Konjunkturprogramme müssen das Ziel der langfristigen Klimaneutralität der Industrie in den Fokus nehmen. Absehbar notwendige Entwicklungen können durch die Förderung beschleunigt werden. Dazu zählen u. a.:

- die Sicherung und der Ausbau nachhaltiger Wertschöpfungsketten,
- das sukzessive aber konsequente Schließen von Stoffkreisläufen im Rahmen eines verstärkt zirkulären Wirtschaftens, der sogenannten Circular Economy,
- Impulse für die Demonstration von Prozessinnovationen (z. B. Umbau der Stahlerzeugung auf wasserstoffbasierte (grüne) Produktionsprozesse),
- der sukzessive komplette Umstieg auf eine vollständig erneuerbare Energie- und Stromversorgung unter Gewährleistung von Versorgungssicherheit und Wettbewerbsfähigkeit,
- der Aufbau und die Entwicklung von zentralen Infrastrukturen als Voraussetzung für die Industrietransformation, u. a. Aufbau einer Wasserstoffwirtschaft (vgl. Diskussionspapier Wasserstoff 10/2019) und die Bereitstellung von Flexibilitäten zur Unterstützung des Aus-baus Erneuerbarer Energien im Stromsektor, z. B. über innovative Wärmespeicher oder Prozessflexibilisierungen in der Industrie,
- Investitionen in die Entwicklung „grüner Produktmärkte“, z. B. durch gezielte staatliche Anreize oder die (freiwillige) Festlegung von Produktstandards,
- begleitende Schaffung eines „Paktes Industrie und Gesellschaft“, der Akzeptanz für die Stärkungsmaßnahmen im Rahmen der Konjunkturprogramme schafft und darüber hinaus die Grundlage für die Industrietransformation darstellt.

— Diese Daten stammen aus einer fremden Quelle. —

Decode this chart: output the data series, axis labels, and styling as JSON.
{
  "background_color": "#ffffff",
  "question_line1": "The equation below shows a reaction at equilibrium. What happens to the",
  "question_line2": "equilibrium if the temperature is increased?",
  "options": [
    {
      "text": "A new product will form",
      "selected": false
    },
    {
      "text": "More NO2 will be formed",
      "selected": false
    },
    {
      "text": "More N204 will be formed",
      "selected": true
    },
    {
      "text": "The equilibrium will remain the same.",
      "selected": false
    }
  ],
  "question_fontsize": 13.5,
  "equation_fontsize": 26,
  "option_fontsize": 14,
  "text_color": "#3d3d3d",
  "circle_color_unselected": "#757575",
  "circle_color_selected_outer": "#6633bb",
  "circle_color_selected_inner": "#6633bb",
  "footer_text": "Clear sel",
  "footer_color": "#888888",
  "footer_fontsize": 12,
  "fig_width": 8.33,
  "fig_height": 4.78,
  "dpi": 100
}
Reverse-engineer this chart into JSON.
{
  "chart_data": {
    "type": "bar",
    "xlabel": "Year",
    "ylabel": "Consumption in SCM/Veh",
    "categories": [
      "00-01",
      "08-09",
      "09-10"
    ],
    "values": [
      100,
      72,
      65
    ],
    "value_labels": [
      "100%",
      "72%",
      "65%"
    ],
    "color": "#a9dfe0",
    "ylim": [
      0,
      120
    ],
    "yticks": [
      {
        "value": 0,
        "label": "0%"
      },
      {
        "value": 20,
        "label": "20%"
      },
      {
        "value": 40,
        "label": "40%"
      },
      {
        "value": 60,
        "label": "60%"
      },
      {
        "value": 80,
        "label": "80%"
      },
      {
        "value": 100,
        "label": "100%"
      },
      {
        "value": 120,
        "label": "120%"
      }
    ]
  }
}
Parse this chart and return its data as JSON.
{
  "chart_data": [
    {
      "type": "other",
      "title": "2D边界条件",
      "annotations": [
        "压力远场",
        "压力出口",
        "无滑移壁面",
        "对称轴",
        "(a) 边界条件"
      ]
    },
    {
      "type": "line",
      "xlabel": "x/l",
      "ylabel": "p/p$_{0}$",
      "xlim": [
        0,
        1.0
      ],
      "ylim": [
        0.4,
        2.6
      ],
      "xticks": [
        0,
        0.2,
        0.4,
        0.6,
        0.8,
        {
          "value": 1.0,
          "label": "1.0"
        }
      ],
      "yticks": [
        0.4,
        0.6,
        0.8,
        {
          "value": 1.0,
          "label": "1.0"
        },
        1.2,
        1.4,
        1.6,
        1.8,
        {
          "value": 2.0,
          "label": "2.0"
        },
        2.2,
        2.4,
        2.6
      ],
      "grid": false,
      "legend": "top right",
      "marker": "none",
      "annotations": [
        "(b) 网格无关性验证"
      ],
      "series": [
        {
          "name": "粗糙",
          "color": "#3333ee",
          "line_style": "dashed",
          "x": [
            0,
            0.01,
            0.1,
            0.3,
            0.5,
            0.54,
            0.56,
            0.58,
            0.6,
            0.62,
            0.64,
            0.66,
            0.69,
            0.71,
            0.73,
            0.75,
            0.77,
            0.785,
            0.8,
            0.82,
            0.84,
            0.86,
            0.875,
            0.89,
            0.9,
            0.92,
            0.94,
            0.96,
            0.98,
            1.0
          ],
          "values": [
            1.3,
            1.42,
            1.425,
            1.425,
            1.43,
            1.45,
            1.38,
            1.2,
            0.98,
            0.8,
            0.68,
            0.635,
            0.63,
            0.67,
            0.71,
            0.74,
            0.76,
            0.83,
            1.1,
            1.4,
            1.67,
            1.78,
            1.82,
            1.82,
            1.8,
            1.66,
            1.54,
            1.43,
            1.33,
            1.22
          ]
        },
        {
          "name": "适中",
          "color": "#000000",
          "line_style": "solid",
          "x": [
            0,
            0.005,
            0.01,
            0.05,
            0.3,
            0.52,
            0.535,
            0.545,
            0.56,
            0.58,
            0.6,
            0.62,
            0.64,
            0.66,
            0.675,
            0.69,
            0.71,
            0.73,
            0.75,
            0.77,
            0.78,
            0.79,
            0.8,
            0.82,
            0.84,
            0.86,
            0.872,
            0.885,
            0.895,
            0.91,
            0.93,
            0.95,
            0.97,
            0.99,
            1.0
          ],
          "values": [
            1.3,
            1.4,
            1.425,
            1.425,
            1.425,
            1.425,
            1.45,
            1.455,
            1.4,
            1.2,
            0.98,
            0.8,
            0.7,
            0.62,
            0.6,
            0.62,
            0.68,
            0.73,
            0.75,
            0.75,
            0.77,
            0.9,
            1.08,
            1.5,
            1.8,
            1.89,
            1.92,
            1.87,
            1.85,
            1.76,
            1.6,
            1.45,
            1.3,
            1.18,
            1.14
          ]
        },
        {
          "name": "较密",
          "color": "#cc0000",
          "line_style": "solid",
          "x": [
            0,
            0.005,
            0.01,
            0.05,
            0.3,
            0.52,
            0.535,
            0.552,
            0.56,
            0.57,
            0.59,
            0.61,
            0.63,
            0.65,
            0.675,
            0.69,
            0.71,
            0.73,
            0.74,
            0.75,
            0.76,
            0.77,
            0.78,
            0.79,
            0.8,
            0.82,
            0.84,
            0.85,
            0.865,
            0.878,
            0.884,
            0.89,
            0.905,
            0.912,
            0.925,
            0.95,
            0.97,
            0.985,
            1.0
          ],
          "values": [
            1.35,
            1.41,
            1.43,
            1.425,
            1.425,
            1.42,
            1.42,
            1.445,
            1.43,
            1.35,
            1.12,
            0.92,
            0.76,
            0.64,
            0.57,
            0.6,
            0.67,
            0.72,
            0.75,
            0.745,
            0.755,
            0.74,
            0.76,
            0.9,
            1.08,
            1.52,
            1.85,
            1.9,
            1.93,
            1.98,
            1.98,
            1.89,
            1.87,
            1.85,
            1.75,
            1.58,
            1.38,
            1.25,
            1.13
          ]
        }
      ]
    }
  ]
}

Orientieren sollten sich die Anforderungen der Konjunkturprogramme zudem an den Zielen des European Green Deal. Gleichzeitig sollten sie auf das gemeinschaftliche europäische Ziel, den Weg in Richtung Treibhausgasneutralität, einzahlen. Die Umstellung auf eine klimaneutrale Herstellung von Stahl, Aluminium, Zement, Grundstoffchemikalien, Glas, Papier und anderen Materialien birgt verschiedene technologische wie infrastrukturelle Herausforderungen und findet vor dem Hintergrund des intensiven globalen Wettbewerbs statt. Gleichzeitig ist die Transformation unverzichtbar. Umso wichtiger ist die Bündelung der Kräfte und ein abgestimmtes Vorgehen auf europäischer Ebene, so die Autoren.

„Industrielle Anlagen haben eine Lebensdauer von vielen Jahrzehnten. Daher ist es wichtig die Re-Investitionszyklen zu nutzen und innovative, klimafreundliche Prozesstechnologien in die Umsetzung zu bringen. Um Investitionsentscheidungen in der Industrie im Sinne des Klimaschutzes zu fördern, benötigen wir jetzt die entsprechenden Weichenstellungen, Planungssicherheit und Rahmenbedingungen durch die Politik. Die Chance, über klug ausgerichtete Konjunkturprogramme dafür einen zentralen Beitrag leisten zu können, darf nicht verpasst werden“, betont Prof. Manfred Fischedick, wissenschaftlicher Geschäftsführer des Wuppertal Institutes und einer der beiden Leiter der Arbeitsgruppe politische Rahmenbedingungen bei IN4climate.NRW.

Erarbeitet wurde das Diskussionspapier von der Arbeitsgruppe politische Rahmen-bedingungen. Sie ist eine von aktuell fünf themenspezifischen Arbeitskreisen innerhalb der Plattform IN4climate.NRW, die als Landesinitiative Partner aus Industrie, Wissenschaft und Politik zusammenbringt, um gemeinsam konkret an Projekten und Strategien für eine innovative klimagerechte Transformation des Industriesektors zu arbeiten.